The Jamnagar centre, booked as “one of the world’s largest zoos,” will cover 250 acres. “At the Kamlapur elephant camp in Gadchiroli, we have 16 elephants.” Following local requests, it was decided to keep three elephants in the camp and send the rest to the centre (Greens Zoological Rescue and Rehabilitation Kingdom),” said Sunil Limaye, Principal Conservator of Forests (Wildlife).
The Maharashtra forest department recently received permission from the Project Elephant division of the Ministry of Environment, Forest and Climate Change to shift the elephants to Greens Zoological Rescue and Rehabilitation Kingdom. Project Elephant, set up in 1992, provides technical and financial support to states for wildlife management of the free-ranging Asian Elephants.
The elephants will be shifted to the Jamnagar centre in two groups. The first group is likely to be shifted this month.
The forest department has also sought information from other rescue centres and zoos in the state to see if any more animals can be sent to Reliance’s rescue centre in Jamnagar.
All the elephants to be shifted from Maharashtra are untrained and have attracted many tourists. Reliance’s Radhe Krishna Elephant Welfare Trust at Jamnagar will shift the animals.
On February 12, 2019, the Central Zoo Authority approved the Greens Zoological Rescue and Rehabilitation Kingdom at its 33rd meeting. Twelve leopards captured in the wild in the Gujarat region were relocated to the zoo in 2020. The forest department apprehended these leopards after they attacked humans.

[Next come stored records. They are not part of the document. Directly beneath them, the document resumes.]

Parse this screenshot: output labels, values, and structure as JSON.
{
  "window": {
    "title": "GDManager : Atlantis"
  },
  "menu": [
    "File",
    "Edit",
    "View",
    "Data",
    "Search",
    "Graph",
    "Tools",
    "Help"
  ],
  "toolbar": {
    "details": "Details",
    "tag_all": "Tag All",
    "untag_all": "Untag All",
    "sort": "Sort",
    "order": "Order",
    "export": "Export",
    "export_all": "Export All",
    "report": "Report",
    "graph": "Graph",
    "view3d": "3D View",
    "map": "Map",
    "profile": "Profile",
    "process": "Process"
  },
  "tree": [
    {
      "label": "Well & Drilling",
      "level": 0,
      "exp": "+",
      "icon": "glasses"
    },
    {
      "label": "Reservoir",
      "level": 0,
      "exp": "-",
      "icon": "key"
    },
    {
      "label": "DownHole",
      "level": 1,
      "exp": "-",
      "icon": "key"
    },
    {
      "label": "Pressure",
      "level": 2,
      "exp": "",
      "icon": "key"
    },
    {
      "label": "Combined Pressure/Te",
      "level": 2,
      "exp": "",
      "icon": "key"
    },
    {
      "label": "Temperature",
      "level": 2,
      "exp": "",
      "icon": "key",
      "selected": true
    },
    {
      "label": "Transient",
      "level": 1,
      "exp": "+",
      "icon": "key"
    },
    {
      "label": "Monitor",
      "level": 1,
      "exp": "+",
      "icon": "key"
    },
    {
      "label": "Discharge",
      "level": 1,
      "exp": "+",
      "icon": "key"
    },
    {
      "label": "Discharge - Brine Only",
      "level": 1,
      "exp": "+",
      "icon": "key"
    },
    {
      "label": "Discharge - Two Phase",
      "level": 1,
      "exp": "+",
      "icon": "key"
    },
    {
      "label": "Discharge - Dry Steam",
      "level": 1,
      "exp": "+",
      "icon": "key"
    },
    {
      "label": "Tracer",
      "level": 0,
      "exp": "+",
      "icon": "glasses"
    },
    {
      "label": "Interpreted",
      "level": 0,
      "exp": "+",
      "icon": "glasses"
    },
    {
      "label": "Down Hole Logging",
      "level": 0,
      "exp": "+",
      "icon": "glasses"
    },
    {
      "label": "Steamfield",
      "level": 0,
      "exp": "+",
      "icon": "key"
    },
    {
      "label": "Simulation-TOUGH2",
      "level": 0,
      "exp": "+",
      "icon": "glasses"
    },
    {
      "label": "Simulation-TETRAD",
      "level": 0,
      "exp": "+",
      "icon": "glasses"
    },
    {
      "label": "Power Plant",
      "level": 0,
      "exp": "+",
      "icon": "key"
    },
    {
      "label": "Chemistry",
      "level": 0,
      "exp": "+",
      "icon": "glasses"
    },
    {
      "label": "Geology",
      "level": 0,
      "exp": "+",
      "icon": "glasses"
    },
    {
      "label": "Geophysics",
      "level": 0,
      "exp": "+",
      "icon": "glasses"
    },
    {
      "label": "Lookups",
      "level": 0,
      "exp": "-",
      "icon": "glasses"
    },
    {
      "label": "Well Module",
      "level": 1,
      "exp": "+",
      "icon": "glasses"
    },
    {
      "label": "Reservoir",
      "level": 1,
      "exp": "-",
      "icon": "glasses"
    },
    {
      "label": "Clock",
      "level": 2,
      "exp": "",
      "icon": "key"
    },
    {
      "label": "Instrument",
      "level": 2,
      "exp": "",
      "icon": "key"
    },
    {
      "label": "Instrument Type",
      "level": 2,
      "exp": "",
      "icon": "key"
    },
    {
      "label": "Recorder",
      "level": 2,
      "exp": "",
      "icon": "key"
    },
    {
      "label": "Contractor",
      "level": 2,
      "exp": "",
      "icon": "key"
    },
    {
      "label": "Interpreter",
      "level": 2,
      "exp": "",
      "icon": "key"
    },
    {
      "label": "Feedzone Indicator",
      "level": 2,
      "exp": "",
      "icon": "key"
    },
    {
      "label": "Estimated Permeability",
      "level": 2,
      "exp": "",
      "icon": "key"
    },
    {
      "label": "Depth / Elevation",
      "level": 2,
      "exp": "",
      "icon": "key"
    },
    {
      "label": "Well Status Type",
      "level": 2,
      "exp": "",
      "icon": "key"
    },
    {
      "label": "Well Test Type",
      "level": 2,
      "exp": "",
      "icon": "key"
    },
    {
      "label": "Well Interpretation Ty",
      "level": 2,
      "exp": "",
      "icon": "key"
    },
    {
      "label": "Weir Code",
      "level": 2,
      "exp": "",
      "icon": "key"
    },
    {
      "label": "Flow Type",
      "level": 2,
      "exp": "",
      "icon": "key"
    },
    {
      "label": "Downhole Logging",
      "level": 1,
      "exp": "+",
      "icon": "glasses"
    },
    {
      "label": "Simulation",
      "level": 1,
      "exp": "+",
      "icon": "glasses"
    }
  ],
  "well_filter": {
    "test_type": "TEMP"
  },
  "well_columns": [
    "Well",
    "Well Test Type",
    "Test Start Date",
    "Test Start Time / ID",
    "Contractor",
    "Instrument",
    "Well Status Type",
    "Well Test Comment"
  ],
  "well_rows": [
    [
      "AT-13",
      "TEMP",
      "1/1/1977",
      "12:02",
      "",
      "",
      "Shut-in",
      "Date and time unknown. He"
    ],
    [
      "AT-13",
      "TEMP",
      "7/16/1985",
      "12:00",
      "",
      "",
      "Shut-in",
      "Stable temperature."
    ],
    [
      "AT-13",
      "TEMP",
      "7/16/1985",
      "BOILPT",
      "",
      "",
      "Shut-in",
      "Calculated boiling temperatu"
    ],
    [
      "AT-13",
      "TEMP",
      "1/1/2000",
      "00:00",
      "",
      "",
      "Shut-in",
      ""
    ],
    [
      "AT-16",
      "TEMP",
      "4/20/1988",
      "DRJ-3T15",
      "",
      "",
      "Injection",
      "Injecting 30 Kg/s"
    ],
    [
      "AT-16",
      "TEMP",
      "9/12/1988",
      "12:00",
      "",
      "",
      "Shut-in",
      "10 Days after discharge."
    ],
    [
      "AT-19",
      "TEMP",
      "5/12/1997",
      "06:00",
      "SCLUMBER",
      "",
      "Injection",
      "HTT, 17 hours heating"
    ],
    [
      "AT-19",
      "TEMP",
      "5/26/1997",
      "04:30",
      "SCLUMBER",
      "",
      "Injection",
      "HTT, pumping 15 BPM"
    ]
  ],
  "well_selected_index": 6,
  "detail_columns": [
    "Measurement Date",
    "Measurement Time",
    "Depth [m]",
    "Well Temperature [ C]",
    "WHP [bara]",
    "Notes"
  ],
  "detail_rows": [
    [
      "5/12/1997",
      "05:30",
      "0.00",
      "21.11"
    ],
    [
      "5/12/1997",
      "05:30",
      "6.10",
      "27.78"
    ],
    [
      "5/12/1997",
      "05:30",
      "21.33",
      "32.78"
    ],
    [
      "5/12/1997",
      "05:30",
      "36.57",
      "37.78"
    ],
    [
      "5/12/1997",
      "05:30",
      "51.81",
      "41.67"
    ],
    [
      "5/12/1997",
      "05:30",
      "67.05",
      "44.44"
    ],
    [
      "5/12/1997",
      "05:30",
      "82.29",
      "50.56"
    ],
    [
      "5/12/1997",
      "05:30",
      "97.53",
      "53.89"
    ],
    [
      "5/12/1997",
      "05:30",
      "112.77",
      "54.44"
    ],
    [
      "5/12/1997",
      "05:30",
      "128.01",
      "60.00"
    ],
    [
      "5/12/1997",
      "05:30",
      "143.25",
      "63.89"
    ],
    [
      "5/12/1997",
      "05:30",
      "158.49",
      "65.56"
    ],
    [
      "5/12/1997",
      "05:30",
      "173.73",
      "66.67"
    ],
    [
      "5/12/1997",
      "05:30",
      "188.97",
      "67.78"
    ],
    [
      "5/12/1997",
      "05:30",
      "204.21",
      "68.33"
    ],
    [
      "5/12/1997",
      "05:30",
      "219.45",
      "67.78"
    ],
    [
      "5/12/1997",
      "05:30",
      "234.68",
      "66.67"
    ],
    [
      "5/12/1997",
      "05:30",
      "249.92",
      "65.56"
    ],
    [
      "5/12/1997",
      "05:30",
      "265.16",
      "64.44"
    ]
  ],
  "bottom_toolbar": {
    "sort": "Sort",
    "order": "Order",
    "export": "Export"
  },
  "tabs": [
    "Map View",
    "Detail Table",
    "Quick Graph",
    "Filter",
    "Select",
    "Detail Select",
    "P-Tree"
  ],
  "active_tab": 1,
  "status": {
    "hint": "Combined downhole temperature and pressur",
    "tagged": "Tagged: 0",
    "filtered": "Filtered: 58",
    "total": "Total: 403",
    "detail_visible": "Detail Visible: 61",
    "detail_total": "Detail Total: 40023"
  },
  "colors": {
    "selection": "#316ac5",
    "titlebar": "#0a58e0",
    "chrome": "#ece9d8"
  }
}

The Jamnagar centre will have conservation and breeding areas, water bodies, an interpretation centre, a rescue and rehabilitation centre, and different areas with enclosures for exotic animals, wild animals from Gujarat, desert animals, rodents, dragons and lizards, and animals from other parts of India, according to the layout plan shared by CZA.
Giraffe, zebra, ostrich, kangaroo, white rhino, African lion, African elephant, cheetah, jaguar, pygmy hippo, chimps, gorillas, orangutang, lemur, komodo dragons, green and yellow anacondas are among the exotic animals expected.